As the final task of your internship as a Data Scientist at ID/X Partners, this time you will be involved in a project for a lending company. You will collaborate with various other departments in this project to provide technological solutions for the company. You are asked to build a model that can predict credit risk using a dataset provided by the company, which consists of loan data that has been accepted and rejected. Additionally, you also need to prepare visual media to present the solution to the client. Make sure the visual media you create is clear, easy to read, and communicative. You can carry out this end-to-end solution development in your preferred programming language while adhering to the framework/methodology of Data Science.

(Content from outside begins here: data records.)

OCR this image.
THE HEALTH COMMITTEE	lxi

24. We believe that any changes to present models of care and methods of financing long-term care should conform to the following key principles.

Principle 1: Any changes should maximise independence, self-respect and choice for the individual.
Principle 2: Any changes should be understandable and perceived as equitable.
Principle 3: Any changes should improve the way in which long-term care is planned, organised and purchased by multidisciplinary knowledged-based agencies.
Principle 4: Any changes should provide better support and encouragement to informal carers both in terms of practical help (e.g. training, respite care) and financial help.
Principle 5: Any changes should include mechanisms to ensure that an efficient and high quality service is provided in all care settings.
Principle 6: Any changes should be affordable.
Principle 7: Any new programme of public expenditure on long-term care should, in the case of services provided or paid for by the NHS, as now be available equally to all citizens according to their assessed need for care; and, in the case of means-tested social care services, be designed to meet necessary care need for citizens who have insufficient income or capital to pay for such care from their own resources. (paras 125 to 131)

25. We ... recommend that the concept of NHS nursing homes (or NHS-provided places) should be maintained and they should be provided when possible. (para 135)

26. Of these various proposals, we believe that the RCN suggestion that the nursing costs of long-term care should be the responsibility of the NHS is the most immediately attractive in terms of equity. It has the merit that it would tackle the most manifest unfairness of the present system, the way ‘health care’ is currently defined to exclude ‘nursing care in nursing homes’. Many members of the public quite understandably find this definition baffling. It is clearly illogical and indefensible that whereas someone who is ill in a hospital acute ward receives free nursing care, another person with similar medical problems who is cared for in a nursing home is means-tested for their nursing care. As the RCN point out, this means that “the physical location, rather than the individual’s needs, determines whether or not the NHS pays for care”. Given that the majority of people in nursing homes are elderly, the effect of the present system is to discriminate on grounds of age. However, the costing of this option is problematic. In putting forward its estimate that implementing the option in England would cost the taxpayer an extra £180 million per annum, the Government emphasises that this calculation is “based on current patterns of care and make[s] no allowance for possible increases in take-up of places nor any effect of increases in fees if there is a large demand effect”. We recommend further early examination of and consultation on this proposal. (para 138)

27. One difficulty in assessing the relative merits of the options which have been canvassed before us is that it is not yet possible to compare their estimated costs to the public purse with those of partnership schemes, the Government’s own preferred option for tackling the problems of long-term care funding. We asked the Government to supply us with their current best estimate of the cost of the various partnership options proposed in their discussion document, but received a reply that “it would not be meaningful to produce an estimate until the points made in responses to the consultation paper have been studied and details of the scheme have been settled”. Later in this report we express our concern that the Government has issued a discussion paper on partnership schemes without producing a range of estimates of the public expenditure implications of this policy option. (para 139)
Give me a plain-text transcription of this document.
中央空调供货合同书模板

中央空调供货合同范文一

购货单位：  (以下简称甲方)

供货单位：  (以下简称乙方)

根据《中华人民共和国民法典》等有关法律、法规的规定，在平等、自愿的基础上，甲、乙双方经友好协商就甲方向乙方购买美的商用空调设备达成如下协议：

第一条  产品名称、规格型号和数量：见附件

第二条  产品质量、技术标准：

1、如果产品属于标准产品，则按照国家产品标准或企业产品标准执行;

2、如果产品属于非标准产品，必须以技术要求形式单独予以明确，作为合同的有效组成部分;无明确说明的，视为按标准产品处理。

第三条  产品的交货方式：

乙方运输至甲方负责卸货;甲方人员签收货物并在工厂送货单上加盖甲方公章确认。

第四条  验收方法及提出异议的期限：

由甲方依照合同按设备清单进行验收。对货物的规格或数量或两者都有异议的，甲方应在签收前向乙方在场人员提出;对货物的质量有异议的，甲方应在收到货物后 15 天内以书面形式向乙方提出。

I will use a dataset from Kaggle that pertains to consumer loans granted from 2007 to 2014 by Lending Club, which is a peer-to-peer lending platform based in the United States.
- loan_data_2007_2014.csv
- LCDataDictionary.xlsx
Target Variable Description:
- Target variable = 0 → Rejected for a loan → Defaulter
- Target variable = 1 → Accepted for a loan → Non-Defaulter
- Programming language: Python.
- Data Tool: Jupyter Notebook.
- Reporting Tool: Microsoft PowerPoint.
- Problem Formulation
- Data Collecting
- Data Understanding
- Data preprocessing
- Exploratory Data Analysis (EDA) and Data Visualization
- Model Selection and Building
- Scorecard Development
- Problem Formulation
- Data Collecting
- Data Understanding
- Data preprocessing
- Exploratory Data Analysis (EDA) and Data Visualization
- Model Selection and Building
- The loan_data_2007_2014.csv file (containing 466,285 rows and 74 columns) contain numerous missing values and outliers, which have been handled using the WOE binning technique.
- No duplicate values are present in the dataset.
- The target variables consist of 89.1% non-defaulters (accepted) and 10.9% defaulters (rejected).
- Feature selection has been performed using Weight of Evidence (WOE) and Information Value (IV).
- Logistic regression was employed in a machine learning model, yielding the following metrics: threshold ≈ 0.22, accuracy ≈ 0.90, precision ≈ 0.93, recall ≈ 0.96, F1 ≈ 0.95, AUROC ≈ 0.84, Gini ≈ 0.67, and AUCPR ≈ 0.97. These metrics are very good for credit risk modeling.
- Consequently, the company is expected to save around 1,000,000,000 USD while incurring a loss of approximately 9,000,000 USD.
- The loan_data_2007_2014.csv file (containing 466,285 rows and 74 columns) contains numerous missing values and outliers, which have been handled through data imputation methods, such as using the mean for numerical variables and the mode for categorical variables.
- No duplicate values are present in the dataset.
- The target variables consist of 89.9% non-defaulters (accepted) and 10.1% defaulters (rejected).
- Feature selection has been performed using the Chi-Square Test, ANOVA, and Correlation Matrix.
- Various machine learning models have been implemented on the data, such as logistic regression, ridge classifier, SGD classifier, passive-aggressive classifier, linear discriminant analysis, quadratic discriminant analysis, decision tree, extra tree, ada boost, Gaussian NB, and LGBM classifier.
- The resulting model achieved a higher AUROC score of 0.99 in the LGBM Classifier. This model proceeded further and produced the following metrics: threshold ≈ 0.5, accuracy ≈ 0.95, precision ≈ 0.99, recall ≈ 0.95, F1 ≈ 0.97, AUROC ≈ 0.98, Gini ≈ 0.97, and AUCPR ≈ 0.99. These metrics are very good for credit risk modeling.
- Consequently, the company is expected to save around 1,000,000,000 USD while incurring a loss of approximately 9,000,000 USD.